As academic dean of Mundelein Seminary, Father Baima encouraged the faculty to theologize with meditation and prayer as its gravitational center. He considered these crucial for both serious theological scholarship and effective teaching. He was personally interested in every single colleague. He encouraged the teaching faculty to be speculative and often engaged them in spirited discussions. He promoted their attending retreats and scholarly conferences and delivering academic papers. Annually, the publication of their academic books was joyfully, if not frolicsomely celebrated.
As vicar for ecumenical and interreligious affairs for the Archdiocese of Chicago, he was a valued dialogue partner and friend equally for Christians, Jews, Moslems, Hindus, and Buddhists. How was this possible? Because he saw in every human being Jesus Christ present, the universale, concretum et personale, the second person of the Blessed Trinity. With gracious calm and affable wit, he interacted with countless people of various faiths, religions, and cultures. Why? The key is the Johannine term menein, “to abide.” Father Baima abided in the Lord through prayer and meditation. Thus, he was able to discover divine goodness reflected in all.
In unguarded moments, one could see him thumbing the prayer beads of an Eastern Christian kompuskini, a black rosary. Father Baima was bi-ritual, practicing both the Latin and Byzantine rites Sometimes he would recite by heart longer Eastern Christian prayers.

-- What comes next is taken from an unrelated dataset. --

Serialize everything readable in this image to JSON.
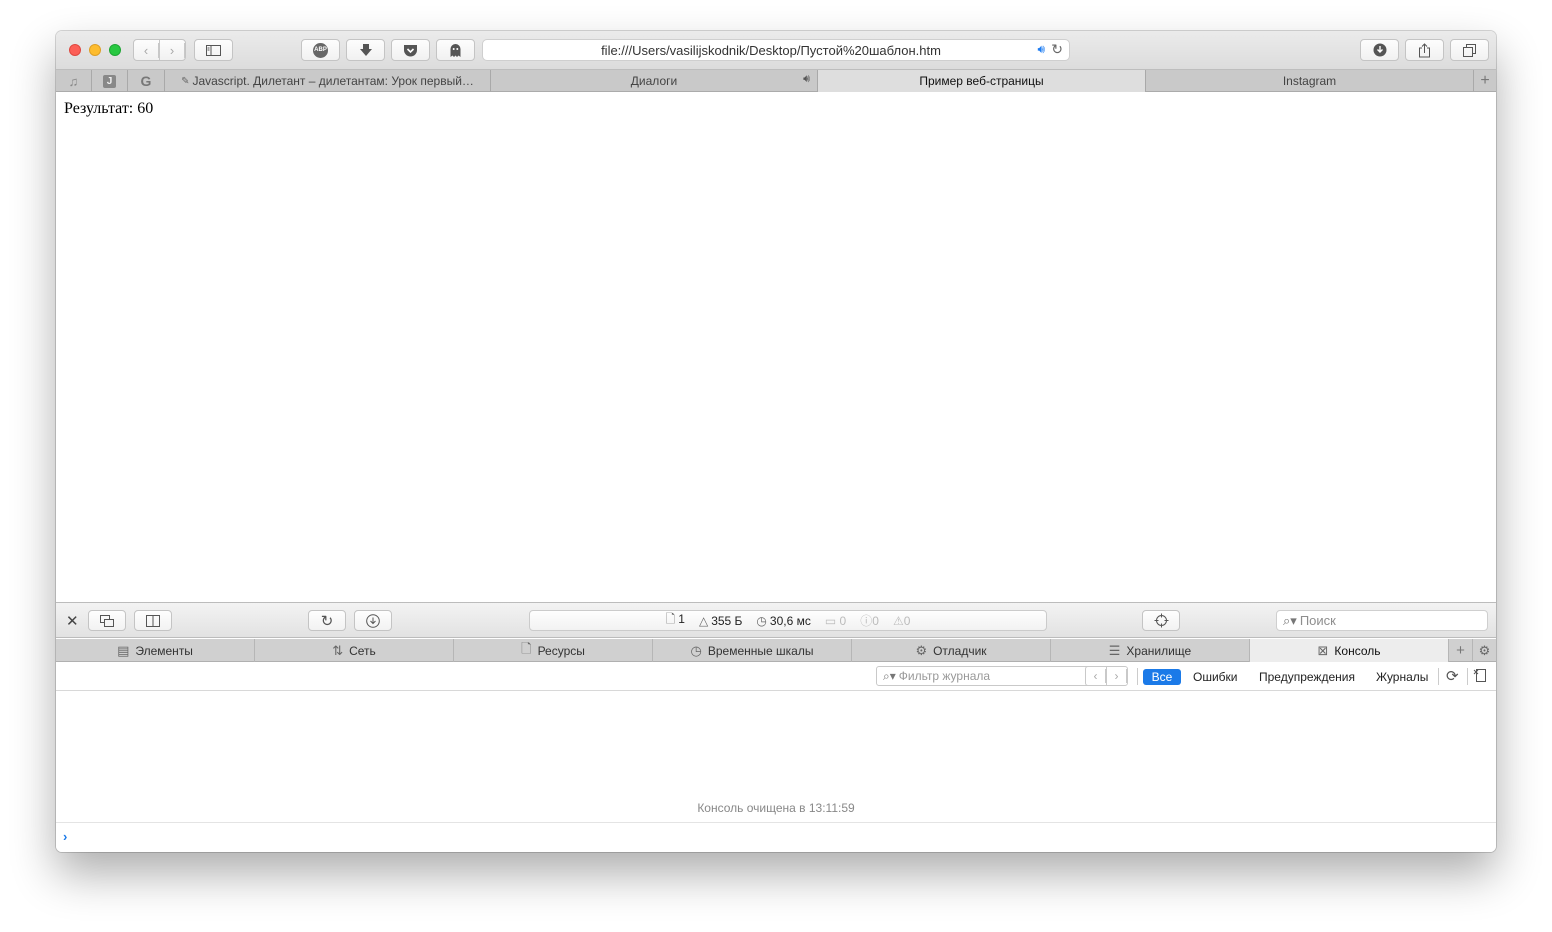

In significant ways, he facilitated a union between the Assyrian and the Catholic Churches. Father Joby Joseph, one of Mundelein Seminary’s newly ordained priests of the Syro-Malabar Catholic Church, shared for this occasion a prayer, the Hymn of Resurrection, in the Holy Qurbana of the Assyrian Church of the East. It is most fitting for the conclusion of this homily honoring the life and legacy of Father Baima:
“I have washed my hands purely, and I have gone round your altar, O Lord. You, Lord of all, we confess, and you, Jesus Christ, we glorify, for you give life to our bodies, and you are the Savior of our souls.”
Amen.
This homily was given in the Chapel of the Immaculate Conception, on the campus of the University of St. Mary of the Lake/Mundelein Seminary, on April 30, 2022.